The electrochemical measurements were recorded by an electrochemical workstation (CHI660D, Chenhua Instruments, Shanghai, China) with a classical three-electrode system. Then, a gold electrode (diameter: 2 mm, 99.99% (w/w) polycrystalline, Chenhua Instruments, Shanghai, China) was employed as the working electrode, a Ag/AgCl electrode saturated with 3 M KCl was served as the reference electrode, and a platinum wire was used as the counter electrode. The ECL intensity measurements were detected by a laboratory-assembled detection system, which contains electrochemical measurements and emission chemical luminescence detection. Electrochemical and emission chemical luminescence were recorded by an electrochemical workstation (CHI660D, Chenhua Instruments, Shanghai, China) and an ultraweak luminescence analyzer (BPCL, Institute of Biophysics, Chinese Academy of Science, Beijing, China), respectively. Additionally, the voltage of the PMT in the ultraweak luminescence analyzer was set at 850 V in the detection process. Cyclic voltammetry (CV) measurement and electrochemical impedance spectroscopy (EIS) measurements were performed in 0.5 M KNO₃ solution containing 0.01 M [Fe(CN)₆]^3+/4+. ECL intensity detection was recorded in Tris–HClO₄ buffer (20 mM, pH 7.4) containing a coreaction reagent, 0.02 M TPA.

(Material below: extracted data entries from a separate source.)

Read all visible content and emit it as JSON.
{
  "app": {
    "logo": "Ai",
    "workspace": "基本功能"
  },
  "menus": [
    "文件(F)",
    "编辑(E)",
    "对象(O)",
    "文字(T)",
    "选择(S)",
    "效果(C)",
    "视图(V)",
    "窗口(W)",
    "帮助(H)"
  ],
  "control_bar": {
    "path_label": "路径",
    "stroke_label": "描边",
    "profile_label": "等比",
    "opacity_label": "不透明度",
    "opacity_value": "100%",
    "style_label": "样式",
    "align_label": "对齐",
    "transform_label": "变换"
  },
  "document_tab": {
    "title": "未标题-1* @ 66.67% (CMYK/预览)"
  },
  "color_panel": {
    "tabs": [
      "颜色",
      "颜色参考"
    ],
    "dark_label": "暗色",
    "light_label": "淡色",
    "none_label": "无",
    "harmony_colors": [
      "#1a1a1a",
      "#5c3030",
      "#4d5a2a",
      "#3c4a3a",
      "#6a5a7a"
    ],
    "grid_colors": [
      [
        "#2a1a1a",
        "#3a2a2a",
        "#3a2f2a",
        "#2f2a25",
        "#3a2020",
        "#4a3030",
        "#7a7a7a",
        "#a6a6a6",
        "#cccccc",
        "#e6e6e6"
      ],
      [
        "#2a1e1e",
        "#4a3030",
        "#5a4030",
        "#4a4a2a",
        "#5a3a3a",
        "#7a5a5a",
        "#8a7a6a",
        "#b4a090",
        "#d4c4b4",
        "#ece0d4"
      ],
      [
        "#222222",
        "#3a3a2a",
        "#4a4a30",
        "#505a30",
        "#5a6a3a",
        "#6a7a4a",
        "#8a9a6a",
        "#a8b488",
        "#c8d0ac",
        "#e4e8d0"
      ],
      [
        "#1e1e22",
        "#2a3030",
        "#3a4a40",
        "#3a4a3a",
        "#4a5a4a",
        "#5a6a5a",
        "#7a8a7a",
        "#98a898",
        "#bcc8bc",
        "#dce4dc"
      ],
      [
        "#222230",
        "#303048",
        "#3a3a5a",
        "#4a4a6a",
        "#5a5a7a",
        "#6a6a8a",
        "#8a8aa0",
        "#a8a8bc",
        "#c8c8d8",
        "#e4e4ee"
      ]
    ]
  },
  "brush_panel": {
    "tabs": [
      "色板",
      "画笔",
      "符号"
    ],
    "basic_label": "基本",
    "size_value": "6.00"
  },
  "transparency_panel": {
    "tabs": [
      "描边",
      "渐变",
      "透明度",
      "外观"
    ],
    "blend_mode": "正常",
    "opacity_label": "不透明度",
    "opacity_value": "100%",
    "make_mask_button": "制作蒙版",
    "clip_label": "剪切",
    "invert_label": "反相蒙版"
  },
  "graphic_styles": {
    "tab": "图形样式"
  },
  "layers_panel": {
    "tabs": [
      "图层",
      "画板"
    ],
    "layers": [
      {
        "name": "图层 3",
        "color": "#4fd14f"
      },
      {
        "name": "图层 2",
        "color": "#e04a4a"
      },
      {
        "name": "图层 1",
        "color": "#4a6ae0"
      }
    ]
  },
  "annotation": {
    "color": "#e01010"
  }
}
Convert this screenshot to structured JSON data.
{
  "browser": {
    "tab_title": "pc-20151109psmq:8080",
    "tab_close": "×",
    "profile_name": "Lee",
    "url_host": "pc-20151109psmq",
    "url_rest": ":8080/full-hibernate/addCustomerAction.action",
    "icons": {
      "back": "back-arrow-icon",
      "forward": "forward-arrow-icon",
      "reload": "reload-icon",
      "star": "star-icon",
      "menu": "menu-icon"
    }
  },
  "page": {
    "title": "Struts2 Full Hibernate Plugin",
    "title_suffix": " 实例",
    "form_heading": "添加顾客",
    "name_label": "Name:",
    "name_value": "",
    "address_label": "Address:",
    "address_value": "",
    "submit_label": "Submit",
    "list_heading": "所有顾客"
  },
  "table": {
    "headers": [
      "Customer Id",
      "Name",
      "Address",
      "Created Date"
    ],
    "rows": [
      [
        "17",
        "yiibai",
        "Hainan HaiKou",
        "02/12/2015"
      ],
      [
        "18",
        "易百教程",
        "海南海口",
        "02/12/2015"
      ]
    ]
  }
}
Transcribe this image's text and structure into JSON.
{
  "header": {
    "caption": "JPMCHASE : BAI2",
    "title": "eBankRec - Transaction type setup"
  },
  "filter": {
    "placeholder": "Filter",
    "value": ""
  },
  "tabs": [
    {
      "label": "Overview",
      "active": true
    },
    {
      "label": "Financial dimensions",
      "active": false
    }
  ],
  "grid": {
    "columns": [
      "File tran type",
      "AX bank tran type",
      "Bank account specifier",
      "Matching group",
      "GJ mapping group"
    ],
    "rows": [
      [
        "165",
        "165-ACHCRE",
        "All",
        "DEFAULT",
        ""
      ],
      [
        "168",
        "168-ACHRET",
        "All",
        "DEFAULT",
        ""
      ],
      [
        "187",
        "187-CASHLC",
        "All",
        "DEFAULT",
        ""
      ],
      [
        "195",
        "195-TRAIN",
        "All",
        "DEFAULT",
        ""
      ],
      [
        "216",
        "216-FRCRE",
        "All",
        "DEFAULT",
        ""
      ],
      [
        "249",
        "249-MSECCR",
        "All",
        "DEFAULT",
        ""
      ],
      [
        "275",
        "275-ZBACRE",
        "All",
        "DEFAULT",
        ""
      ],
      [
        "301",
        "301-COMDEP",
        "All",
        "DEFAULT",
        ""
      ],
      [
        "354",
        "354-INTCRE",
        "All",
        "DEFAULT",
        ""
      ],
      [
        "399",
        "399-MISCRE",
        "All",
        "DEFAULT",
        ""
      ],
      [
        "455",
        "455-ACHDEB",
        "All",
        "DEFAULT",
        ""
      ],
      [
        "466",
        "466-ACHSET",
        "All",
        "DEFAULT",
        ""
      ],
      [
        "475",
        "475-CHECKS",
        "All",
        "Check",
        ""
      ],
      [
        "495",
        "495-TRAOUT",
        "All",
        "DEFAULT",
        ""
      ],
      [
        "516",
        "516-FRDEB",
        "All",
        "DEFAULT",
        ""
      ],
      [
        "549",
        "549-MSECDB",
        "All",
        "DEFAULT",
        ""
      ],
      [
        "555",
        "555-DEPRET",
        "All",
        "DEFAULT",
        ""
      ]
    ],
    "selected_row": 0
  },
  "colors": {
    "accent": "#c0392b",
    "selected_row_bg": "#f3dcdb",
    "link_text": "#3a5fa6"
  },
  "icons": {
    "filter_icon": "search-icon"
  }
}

2.3. Working Electrode Preparation Protocol

A 2 mm diameter gold electrode was polished with 1.0, 0.3, and 0.05 μm alumina slurry. Additionally, the gold electrode sequence was ultrasonically cleaned by ethanol, piranha lotion, and distilled water. Then, the gold electrode was immersed in 0.5 M H₂SO₄ solution, and the platinum wire was used as the reference electrode and counter electrode. CV was used to activate the electrode in the potential range of −0.2–1.0 V until the stable voltammetry peak was obtained. Additionally, the electrode was thoroughly rinsed with deionized water and dried with a high purity of N₂ gas. The primer was mixed with Ag⁺ at a concentration ratio of 1:8 and annealed at 95 °C to form a C–Ag–C hairpin structure. Subsequently, the gold electrode was immersed in 1 μM of the hairpin structure’s primer and reacted for 2 h to make the primer self-assemble to the electrode surface by a Au–S bond, and then passivated with 1 mM MCH.

2.4. ECL Detection

An amount of 10 μL of Tris–HClO₄ buffer was dropped on the primer-modified gold electrode, and the working electrode was placed in a tube containing 50 μL of various concentrations of H₂S standards (using Na₂S as the source) or joint fluid samples. H₂S gas could be volatilized from the tube and enriched on the primer-modified gold electrode by headspace enrichment [26,27]. Then, HCR was carried out at 37 °C for 105 min when the electrode was soaked in the solution containing H1 and H2 and Tris–HClO₄ buffer. Following this, the modified electrode was immersed in Ru(phen)₃²⁺ solution and incubated for 3 h at 4 °C. Then, the electrode was rinsed thoroughly with Tris–HClO₄ buffer to reduce the nonspecific binding. Finally, the ECL signal was measured in the potential range of 0.6 to 1.5 V (vs. Ag/AgCl) in Tris–HClO₄ buffer containing 0.02 M TPA, and the scan rate was 100 mV/s.

3. Results and Discussion

3.1. Principle of the Proposed ECL Biosensor for H₂S Detection

In this strategy, a highly sensitive electrochemiluminescence biosensor was constructed through Ag⁺ combined with C-rich primer interaction and HCR amplification. The working principle is shown in Figure 1. In the presence of Ag⁺, a C-rich single-strand primer can form a C–Ag–C complex, and then the single-strand primer can form a hairpin structure. Subsequently, the hairpin structure primers are fixed on the surface of the gold electrode by a Au–S bond. Since H₂S is both highly volatile and soluble in water, it can be volatile from the sample and enriched on the electrode. In the enrichment process, H₂S forms Ag₂S with Ag⁺, which competes with Ag⁺ from primers with a C–Ag–C hairpin structure, leading to the dissociation of the hairpin structure of the primer and the formation of a single-strand primer. The single-strand primer structure contains the initiating sequence required for the HCR amplification reaction, which is triggered when the H1 and H2 hairpin probes are added. That is, the initiator sequence in the single-strand primer triggers the opening of the H1 hairpin structure with a sticky end and hybridizes with part of it. The exposed sticky end of H1 further captures the H2 probe with a notch and hybridizes with part of it. The alternating hybridization of the H1 and H2 probes drives the chain reaction to form a DNA double-strand structure with a notch. Finally, a large number of DNA fragments with the double-stranded structures were generated on the electrode surface. Ru(Phen)₃²⁺ could be inserted as an ECL probe into the groove structure of dsDNA on the electrode surface, and a significantly enhanced ECL signal was detected. Because of the HCR amplification reaction, only a small amount of H₂S can generate a large amount of double-stranded DNA on the electrode surface, which significantly improves the detection sensitivity.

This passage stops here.